Destruição causada por terremotos na Venezuela • CNN
Presidente interina Delcy Rodríguez confirmou que diretores, funcionários de segurança e militares de La Guaira morreram no terremoto
A presidente interina da Venezuela, Delcy Rodríguez, afirmou em coletiva de imprensa na noite desta quinta-feira (4) que quase todos os chefes de governo do estado de La Guaira morreram em decorrência do terremoto que atingiu o norte do país. A declaração evidencia a dimensão da tragédia, que além de devastar a infraestrutura da região, dizimou parte significativa do quadro de servidores públicos locais. "...nós também perdemos funcionários e o trágico é que no estado de La Guaira quase todos os diretores da governadoria faleceram, funcionários de segurança de La Guaira faleceram, funcionários da prefeitura faleceram e os que ficaram vivos estavam ali ajudando no resgate, funcionários militares faleceram...", disse Delcy. Ela também anunciou luto nacional, mas ressaltou que as operações de busca ainda não foram encerradas: "Declaramos um período de luto nacional, mas ainda não concluímos a fase de busca e resgate".
O contexto da tragédia remonta à noite de 24 de junho, quando dois terremotos em sequência sacudiram a região norte da Venezuela, onde fica Caracas. Os tremores provocaram o desabamento de prédios, destruíram residências e deixaram um rastro de destruição na capital e nas cidades vizinhas. Os sismos foram considerados os mais intensos registrados no país em mais de um século. La Guaira, o estado mais afetado pelo terremoto, localiza-se no centro-norte da Venezuela, na costa do Mar do Caribe, logo ao norte de Caracas. A região funciona como a principal saída marítima da capital e abriga o maior porto e o principal aeroporto do país, o Simón Bolívar, em Maiquetía. O estado tem cerca de 486 mil habitantes e foi um dos mais duramente atingidos pelos tremores.
Segundo dados divulgados pelo governo venezuelano, o número de mortes confirmadas chegou a 2.595. Ao todo, mais de 26 mil pessoas foram afetadas pelos terremotos, de acordo com as estimativas mais recentes da Organização das Nações Unidas (ONU). Desse total, 12.841 tiveram de abandonar suas casas em razão da destruição causada pelos tremores.
Também na quinta-feira, Delcy anunciou que o Fundo Monetário Internacional (FMI) e o Banco Mundial ofereceram ajuda financeira e linhas de crédito para apoiar a reconstrução das áreas devastadas. Segundo ela, o governo criará, em parceria com o FMI, um fundo de US$ 200 milhões destinado à reconstrução das moradias destruídas. Os recursos serão repassados às empresas responsáveis pelas obras.
As autoridades venezuelanas e as equipes de apoio estrangeiras seguem à procura de pessoas soterradas pelos escombros nas regiões atingidas.
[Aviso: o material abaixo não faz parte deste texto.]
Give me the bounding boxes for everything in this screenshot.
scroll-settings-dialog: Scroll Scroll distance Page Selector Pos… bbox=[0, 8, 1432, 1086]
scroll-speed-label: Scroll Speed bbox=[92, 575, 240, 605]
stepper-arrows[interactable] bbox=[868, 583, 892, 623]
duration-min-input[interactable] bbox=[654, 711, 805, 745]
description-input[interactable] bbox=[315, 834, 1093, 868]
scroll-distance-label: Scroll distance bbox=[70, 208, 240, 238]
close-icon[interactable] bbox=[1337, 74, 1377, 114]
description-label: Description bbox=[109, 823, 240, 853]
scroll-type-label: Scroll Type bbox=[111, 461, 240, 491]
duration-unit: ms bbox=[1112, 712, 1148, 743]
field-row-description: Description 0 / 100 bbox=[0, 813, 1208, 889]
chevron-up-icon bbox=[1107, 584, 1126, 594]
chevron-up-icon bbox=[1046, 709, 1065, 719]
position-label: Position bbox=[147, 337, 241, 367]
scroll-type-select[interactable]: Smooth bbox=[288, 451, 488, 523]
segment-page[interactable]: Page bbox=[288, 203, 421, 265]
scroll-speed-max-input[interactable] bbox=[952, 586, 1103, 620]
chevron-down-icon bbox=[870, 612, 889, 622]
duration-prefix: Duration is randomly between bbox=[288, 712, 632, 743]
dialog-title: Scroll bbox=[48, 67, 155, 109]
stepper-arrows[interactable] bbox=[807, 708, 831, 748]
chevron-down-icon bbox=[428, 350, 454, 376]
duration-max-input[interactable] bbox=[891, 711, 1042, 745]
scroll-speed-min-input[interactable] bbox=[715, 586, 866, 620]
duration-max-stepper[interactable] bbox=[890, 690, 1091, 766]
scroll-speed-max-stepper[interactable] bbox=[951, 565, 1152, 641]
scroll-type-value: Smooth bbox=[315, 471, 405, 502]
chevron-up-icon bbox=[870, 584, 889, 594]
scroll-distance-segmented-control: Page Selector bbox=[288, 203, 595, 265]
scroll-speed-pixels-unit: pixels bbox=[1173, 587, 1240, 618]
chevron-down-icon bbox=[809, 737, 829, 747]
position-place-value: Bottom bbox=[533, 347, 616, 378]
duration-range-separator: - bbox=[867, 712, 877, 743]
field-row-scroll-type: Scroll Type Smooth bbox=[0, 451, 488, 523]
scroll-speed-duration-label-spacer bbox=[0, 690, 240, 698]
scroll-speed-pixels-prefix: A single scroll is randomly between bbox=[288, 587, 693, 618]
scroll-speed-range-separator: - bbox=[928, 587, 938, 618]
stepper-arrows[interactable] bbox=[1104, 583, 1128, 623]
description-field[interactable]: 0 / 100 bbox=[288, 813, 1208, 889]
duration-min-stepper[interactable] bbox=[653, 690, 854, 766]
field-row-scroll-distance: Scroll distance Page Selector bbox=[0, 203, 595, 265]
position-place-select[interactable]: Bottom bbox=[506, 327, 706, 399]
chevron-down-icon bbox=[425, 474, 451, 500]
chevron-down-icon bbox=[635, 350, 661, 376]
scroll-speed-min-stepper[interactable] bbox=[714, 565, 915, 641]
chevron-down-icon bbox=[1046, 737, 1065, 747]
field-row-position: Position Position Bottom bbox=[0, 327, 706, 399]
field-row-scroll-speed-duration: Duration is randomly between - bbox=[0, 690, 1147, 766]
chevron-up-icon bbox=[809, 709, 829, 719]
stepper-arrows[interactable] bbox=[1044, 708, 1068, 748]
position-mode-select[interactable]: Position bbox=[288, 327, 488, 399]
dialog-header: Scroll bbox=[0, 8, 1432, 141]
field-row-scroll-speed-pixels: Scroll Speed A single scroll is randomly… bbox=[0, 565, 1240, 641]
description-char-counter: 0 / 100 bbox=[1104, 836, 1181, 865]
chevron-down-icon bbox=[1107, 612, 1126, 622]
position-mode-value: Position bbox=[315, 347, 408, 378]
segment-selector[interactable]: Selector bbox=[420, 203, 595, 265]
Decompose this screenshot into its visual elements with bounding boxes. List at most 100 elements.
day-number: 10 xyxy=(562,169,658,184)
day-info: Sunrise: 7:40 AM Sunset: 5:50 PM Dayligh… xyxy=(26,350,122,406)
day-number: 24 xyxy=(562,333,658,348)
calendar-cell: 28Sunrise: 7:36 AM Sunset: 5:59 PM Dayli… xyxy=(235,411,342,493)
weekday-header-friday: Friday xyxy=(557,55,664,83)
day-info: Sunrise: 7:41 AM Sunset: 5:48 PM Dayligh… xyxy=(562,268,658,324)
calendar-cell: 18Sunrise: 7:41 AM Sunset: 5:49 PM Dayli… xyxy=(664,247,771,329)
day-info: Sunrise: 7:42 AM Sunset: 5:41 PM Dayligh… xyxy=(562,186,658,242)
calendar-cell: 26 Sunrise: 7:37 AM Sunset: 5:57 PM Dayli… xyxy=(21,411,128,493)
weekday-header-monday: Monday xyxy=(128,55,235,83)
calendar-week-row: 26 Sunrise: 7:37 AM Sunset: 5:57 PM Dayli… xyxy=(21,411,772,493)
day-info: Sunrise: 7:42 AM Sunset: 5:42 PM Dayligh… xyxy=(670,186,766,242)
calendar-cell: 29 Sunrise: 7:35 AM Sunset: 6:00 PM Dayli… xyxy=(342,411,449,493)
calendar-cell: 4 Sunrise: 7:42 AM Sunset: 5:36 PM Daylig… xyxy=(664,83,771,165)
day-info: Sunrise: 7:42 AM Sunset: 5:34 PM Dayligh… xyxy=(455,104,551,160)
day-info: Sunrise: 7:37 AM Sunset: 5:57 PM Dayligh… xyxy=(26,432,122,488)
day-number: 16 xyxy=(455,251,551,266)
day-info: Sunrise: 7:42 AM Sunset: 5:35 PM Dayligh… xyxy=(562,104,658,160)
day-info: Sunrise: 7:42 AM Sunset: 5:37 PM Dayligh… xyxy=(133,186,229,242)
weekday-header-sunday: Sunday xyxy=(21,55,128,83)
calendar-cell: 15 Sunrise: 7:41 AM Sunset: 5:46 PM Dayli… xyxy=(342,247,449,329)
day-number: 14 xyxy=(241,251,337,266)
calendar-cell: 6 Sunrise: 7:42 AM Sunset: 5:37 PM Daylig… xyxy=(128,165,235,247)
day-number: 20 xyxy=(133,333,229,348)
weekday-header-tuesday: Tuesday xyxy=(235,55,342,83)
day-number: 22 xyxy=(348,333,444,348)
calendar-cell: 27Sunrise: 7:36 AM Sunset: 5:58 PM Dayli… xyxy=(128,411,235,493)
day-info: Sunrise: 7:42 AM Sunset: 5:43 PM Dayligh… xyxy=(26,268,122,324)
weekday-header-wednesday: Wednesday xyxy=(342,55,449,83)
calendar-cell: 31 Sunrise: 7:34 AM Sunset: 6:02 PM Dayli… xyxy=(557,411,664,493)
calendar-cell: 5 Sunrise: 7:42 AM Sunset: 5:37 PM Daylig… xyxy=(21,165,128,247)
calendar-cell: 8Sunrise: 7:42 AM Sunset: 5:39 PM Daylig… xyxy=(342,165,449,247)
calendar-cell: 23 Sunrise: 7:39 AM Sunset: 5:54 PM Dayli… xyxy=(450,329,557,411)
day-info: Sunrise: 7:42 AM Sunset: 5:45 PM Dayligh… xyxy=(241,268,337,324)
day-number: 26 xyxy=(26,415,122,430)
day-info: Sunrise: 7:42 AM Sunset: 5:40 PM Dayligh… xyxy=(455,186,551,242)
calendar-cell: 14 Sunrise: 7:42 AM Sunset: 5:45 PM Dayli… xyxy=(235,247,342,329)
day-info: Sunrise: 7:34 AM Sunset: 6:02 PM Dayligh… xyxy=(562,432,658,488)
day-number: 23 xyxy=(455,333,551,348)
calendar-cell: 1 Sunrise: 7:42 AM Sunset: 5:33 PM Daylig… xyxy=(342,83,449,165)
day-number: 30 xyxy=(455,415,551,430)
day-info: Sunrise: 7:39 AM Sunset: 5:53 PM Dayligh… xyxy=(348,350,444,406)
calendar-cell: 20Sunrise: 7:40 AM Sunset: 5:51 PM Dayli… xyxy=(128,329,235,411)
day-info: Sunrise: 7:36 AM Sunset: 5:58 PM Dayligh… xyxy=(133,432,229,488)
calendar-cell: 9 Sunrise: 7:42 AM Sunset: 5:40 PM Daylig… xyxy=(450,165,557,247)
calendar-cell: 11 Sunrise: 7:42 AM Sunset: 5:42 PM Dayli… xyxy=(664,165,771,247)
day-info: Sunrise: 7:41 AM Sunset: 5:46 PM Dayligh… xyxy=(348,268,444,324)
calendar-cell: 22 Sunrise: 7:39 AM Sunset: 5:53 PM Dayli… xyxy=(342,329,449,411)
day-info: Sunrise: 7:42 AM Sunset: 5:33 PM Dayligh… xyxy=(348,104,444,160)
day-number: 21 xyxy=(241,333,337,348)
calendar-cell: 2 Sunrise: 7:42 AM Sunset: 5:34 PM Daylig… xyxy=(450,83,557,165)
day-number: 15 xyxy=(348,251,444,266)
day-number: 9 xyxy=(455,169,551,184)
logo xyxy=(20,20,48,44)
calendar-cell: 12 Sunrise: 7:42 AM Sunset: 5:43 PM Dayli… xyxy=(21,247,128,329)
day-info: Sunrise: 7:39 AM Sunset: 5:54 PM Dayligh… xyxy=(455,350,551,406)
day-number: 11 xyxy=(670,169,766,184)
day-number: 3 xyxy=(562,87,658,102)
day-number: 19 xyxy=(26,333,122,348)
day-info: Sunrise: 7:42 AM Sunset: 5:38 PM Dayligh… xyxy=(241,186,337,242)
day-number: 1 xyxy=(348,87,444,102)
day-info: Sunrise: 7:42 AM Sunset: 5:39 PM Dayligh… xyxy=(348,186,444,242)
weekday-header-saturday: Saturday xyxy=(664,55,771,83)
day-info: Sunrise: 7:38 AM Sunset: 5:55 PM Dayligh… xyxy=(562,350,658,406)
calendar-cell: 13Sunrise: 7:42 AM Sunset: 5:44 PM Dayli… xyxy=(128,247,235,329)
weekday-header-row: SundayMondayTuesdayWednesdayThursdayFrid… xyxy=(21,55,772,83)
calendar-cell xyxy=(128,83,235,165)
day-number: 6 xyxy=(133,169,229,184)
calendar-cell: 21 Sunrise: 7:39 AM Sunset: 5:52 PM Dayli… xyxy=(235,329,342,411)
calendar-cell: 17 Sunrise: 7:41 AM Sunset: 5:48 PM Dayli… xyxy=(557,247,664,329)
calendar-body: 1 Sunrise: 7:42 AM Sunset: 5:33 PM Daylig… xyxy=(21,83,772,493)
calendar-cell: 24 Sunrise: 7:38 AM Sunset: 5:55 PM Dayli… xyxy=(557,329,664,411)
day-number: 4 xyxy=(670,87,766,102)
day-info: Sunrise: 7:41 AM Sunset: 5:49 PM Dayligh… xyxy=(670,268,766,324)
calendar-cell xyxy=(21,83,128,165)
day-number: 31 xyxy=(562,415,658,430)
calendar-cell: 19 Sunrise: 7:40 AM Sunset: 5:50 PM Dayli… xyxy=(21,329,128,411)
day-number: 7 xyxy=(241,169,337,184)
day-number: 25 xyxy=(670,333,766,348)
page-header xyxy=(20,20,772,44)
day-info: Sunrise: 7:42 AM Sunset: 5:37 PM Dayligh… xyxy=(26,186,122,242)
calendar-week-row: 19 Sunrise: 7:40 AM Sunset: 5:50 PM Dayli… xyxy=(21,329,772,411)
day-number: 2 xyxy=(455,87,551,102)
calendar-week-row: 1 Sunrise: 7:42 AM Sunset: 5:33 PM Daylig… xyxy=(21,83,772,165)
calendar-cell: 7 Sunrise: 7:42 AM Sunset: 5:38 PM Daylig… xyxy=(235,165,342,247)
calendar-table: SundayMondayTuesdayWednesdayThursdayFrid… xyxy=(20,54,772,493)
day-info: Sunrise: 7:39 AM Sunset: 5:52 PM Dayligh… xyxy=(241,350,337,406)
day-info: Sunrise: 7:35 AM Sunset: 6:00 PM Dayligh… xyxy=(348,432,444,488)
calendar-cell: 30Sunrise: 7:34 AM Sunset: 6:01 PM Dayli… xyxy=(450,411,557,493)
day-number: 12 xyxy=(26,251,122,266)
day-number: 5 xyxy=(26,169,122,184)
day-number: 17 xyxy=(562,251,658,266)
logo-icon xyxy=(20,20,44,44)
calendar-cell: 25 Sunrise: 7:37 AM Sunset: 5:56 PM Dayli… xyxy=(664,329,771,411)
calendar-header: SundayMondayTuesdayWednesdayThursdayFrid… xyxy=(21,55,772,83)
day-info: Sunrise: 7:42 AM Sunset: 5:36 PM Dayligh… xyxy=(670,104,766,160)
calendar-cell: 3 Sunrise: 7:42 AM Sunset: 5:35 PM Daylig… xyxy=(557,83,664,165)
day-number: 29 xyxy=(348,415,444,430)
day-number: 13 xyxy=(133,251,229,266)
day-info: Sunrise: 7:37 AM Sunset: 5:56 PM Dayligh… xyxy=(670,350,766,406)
Os trabalhos contam com o apoio de equipes especializadas de 31 países, entre eles o Brasil, que enviaram bombeiros e profissionais treinados para atuar nas operações de resgate. Diante da escassez de mão de obra e equipamentos, muitos venezuelanos têm participado das buscas de forma manual. Especialistas em resposta a desastres alertam que as primeiras 48 a 72 horas são decisivas para localizar sobreviventes.
Após esse período, as operações tendem a se concentrar na retirada de corpos. Com o passar dos dias, as chances de encontrar pessoas com vida entre os escombros diminuem significativamente. A emergência humanitária se agrava no país com a falta de alimentos e abrigo para dezenas de milhares de pessoas que permanecem nas ruas após o duplo terremoto. Em La Guaira, o estado mais devastado, há escassez generalizada de alimentos e os serviços básicos entraram em colapso, segundo o Alto Comissariado das Nações Unidas para os Refugiados (ACNUR). A situação exige resposta urgente tanto das autoridades locais quanto da comunidade internacional.